International career
- Years: Team / Apps / (Points)
- 2021 -: England
- 2023 -: Great Britain

= Grace Crompton =

English rugby union and sevens player

Grace Crompton (born 30 October 2001) is an English rugby union player who plays for Bristol Bears Women and the Great Britain women's national rugby sevens team, having also played for England sevens.

==Early and personal life==
Crompton is the granddaughter of Welsh-born actor Hywel Bennett and broadcaster Cathy McGowan and step granddaughter of singer Michael Ball. She was educated at Epsom College in Surrey before attending the University of Bath, where she studied Sports Management and Coaching.

==Club career==
In March 2023, Crompton scored a hat-trick of tries for Bristol Bears Women in the Premier 15s against Loughborough Lightning. In July 2024, she signed for Harlequins Women, a side that she has previously been involved with as a youth player.

==International career==
Crompton scored two tries on her England debut, and six in the tournament as a whole, as England ultimately won gold in the HSBC Sevens Women's Fast Four competition held in Vancouver, Canada, in her first international competition in September 2021.

Crompton was selected to play for England at the 2022 Commonwealth Games in rugby sevens.
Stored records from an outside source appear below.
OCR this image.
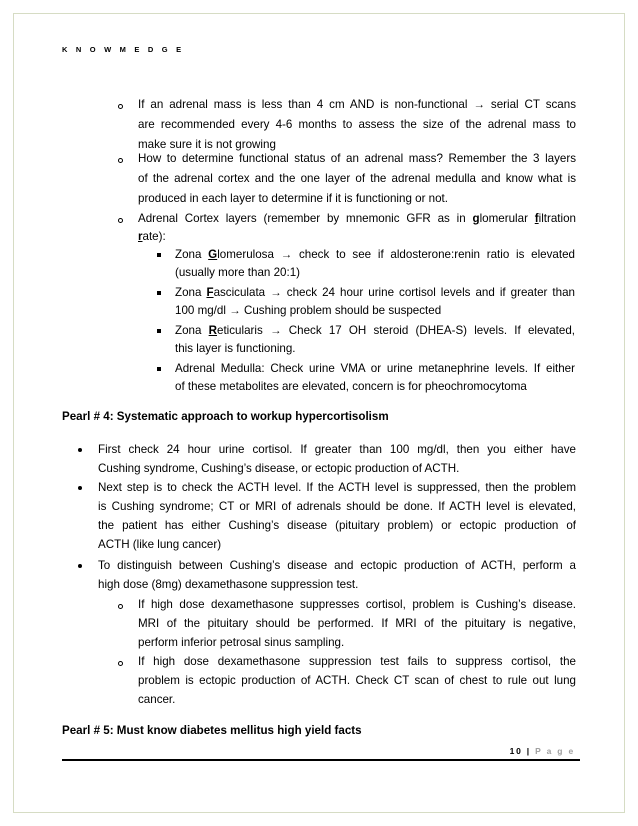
K N O W M E D G E
If an adrenal mass is less than 4 cm AND is non-functional → serial CT scans
are recommended every 4-6 months to assess the size of the adrenal mass to
make sure it is not growing
How to determine functional status of an adrenal mass? Remember the 3 layers
of the adrenal cortex and the one layer of the adrenal medulla and know what is
produced in each layer to determine if it is functioning or not.
Adrenal Cortex layers (remember by mnemonic GFR as in glomerular filtration
rate):
Zona Glomerulosa → check to see if aldosterone:renin ratio is elevated
(usually more than 20:1)
Zona Fasciculata → check 24 hour urine cortisol levels and if greater than
100 mg/dl → Cushing problem should be suspected
Zona Reticularis → Check 17 OH steroid (DHEA-S) levels. If elevated,
this layer is functioning.
Adrenal Medulla: Check urine VMA or urine metanephrine levels. If either
of these metabolites are elevated, concern is for pheochromocytoma
Pearl # 4: Systematic approach to workup hypercortisolism
First check 24 hour urine cortisol. If greater than 100 mg/dl, then you either have
Cushing syndrome, Cushing’s disease, or ectopic production of ACTH.
Next step is to check the ACTH level. If the ACTH level is suppressed, then the problem
is Cushing syndrome; CT or MRI of adrenals should be done. If ACTH level is elevated,
the patient has either Cushing’s disease (pituitary problem) or ectopic production of
ACTH (like lung cancer)
To distinguish between Cushing’s disease and ectopic production of ACTH, perform a
high dose (8mg) dexamethasone suppression test.
If high dose dexamethasone suppresses cortisol, problem is Cushing’s disease.
MRI of the pituitary should be performed. If MRI of the pituitary is negative,
perform inferior petrosal sinus sampling.
If high dose dexamethasone suppression test fails to suppress cortisol, the
problem is ectopic production of ACTH. Check CT scan of chest to rule out lung
cancer.
Pearl # 5: Must know diabetes mellitus high yield facts
10 | P a g e
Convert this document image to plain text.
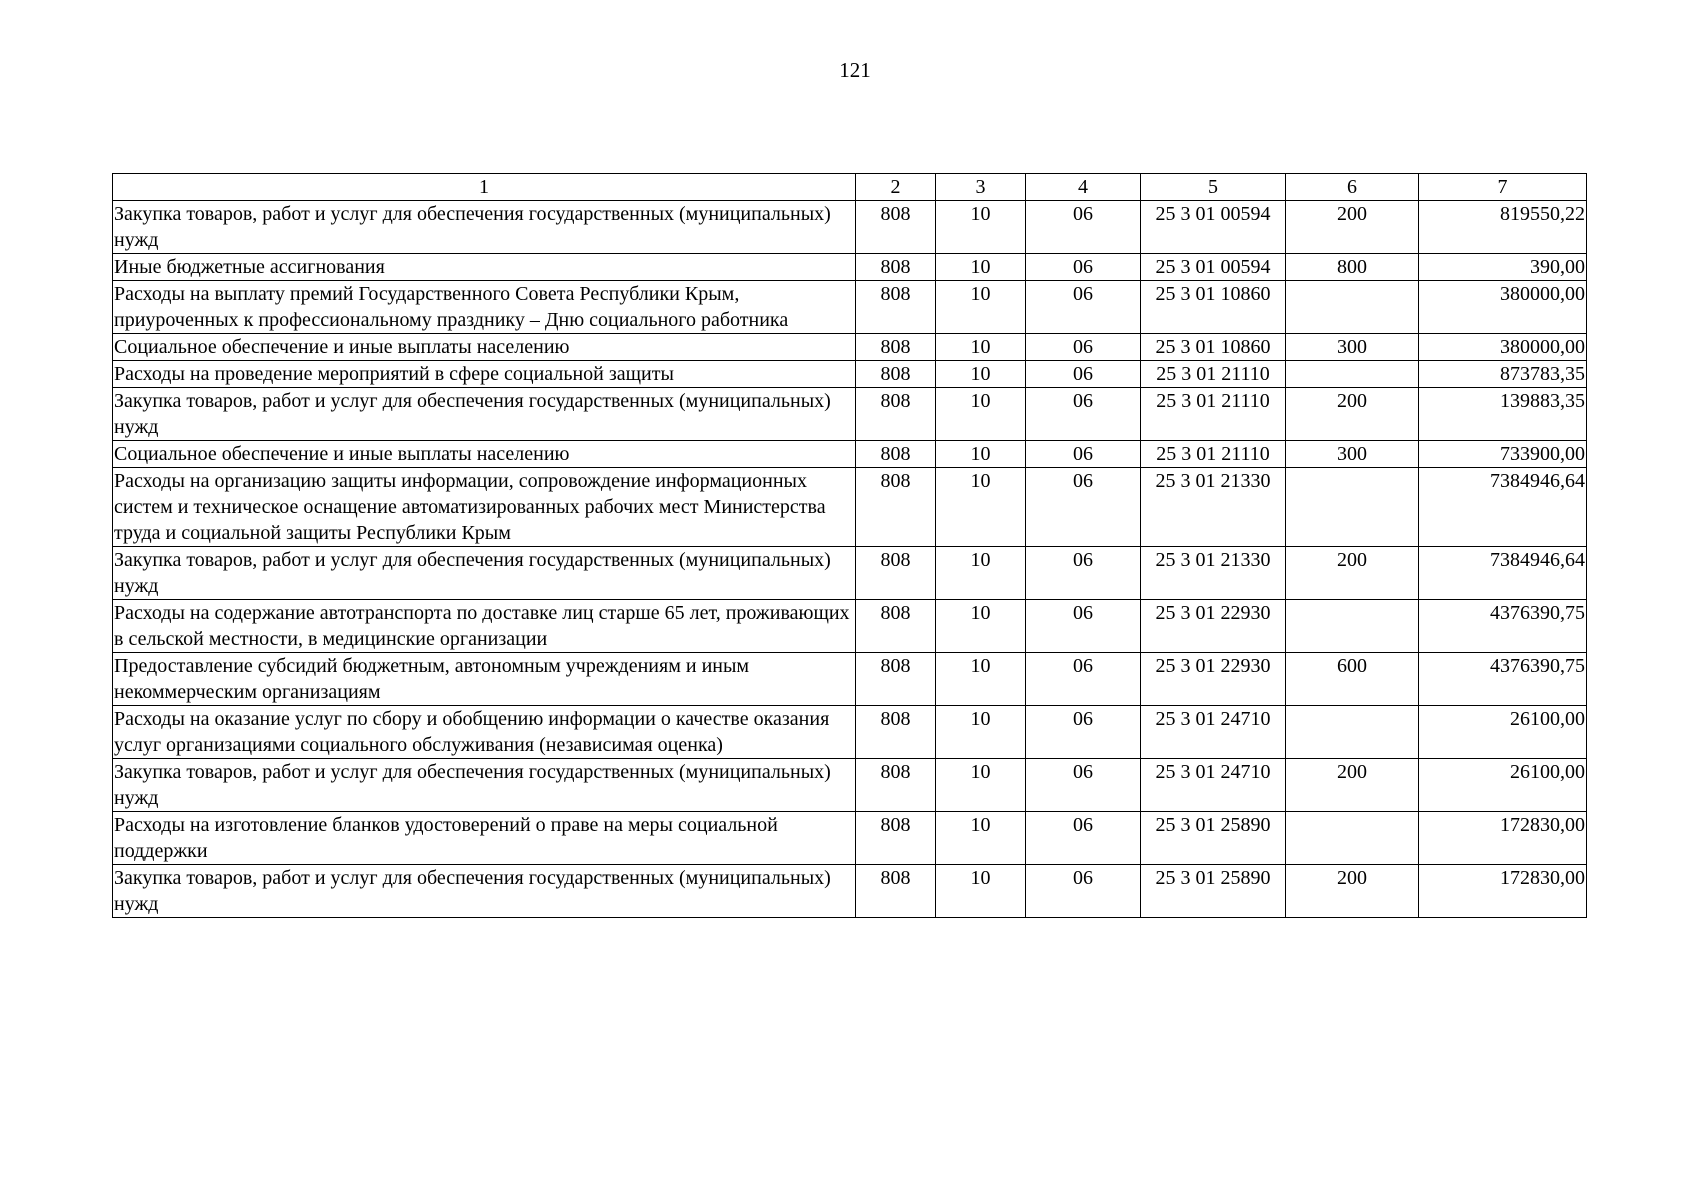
121
1	2	3	4	5	6	7
Закупка товаров, работ и услуг для обеспечения государственных (муниципальных) нужд	808	10	06	25 3 01 00594	200	819550,22
Иные бюджетные ассигнования	808	10	06	25 3 01 00594	800	390,00
Расходы на выплату премий Государственного Совета Республики Крым, приуроченных к профессиональному празднику – Дню социального работника	808	10	06	25 3 01 10860		380000,00
Социальное обеспечение и иные выплаты населению	808	10	06	25 3 01 10860	300	380000,00
Расходы на проведение мероприятий в сфере социальной защиты	808	10	06	25 3 01 21110		873783,35
Закупка товаров, работ и услуг для обеспечения государственных (муниципальных) нужд	808	10	06	25 3 01 21110	200	139883,35
Социальное обеспечение и иные выплаты населению	808	10	06	25 3 01 21110	300	733900,00
Расходы на организацию защиты информации, сопровождение информационных систем и техническое оснащение автоматизированных рабочих мест Министерства труда и социальной защиты Республики Крым	808	10	06	25 3 01 21330		7384946,64
Закупка товаров, работ и услуг для обеспечения государственных (муниципальных) нужд	808	10	06	25 3 01 21330	200	7384946,64
Расходы на содержание автотранспорта по доставке лиц старше 65 лет, проживающих в сельской местности, в медицинские организации	808	10	06	25 3 01 22930		4376390,75
Предоставление субсидий бюджетным, автономным учреждениям и иным некоммерческим организациям	808	10	06	25 3 01 22930	600	4376390,75
Расходы на оказание услуг по сбору и обобщению информации о качестве оказания услуг организациями социального обслуживания (независимая оценка)	808	10	06	25 3 01 24710		26100,00
Закупка товаров, работ и услуг для обеспечения государственных (муниципальных) нужд	808	10	06	25 3 01 24710	200	26100,00
Расходы на изготовление бланков удостоверений о праве на меры социальной поддержки	808	10	06	25 3 01 25890		172830,00
Закупка товаров, работ и услуг для обеспечения государственных (муниципальных) нужд	808	10	06	25 3 01 25890	200	172830,00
She was named in the England squad for the 2022 Rugby World Cup Sevens – Women's tournament held in Cape Town, South Africa in September 2022.

In June 2024, she was named in the British squad for the 2024 Paris Olympics, and was the youngest player selected for the squad. The team finished seventh.

She was selected for the Great Britain national rugby sevens team for the 2024-25 SVNS series which began at the Dubai Sevens on 30 November 2024. Her efforts included a hat trick of tries against Ireland at the Singapore Sevens in March 2025.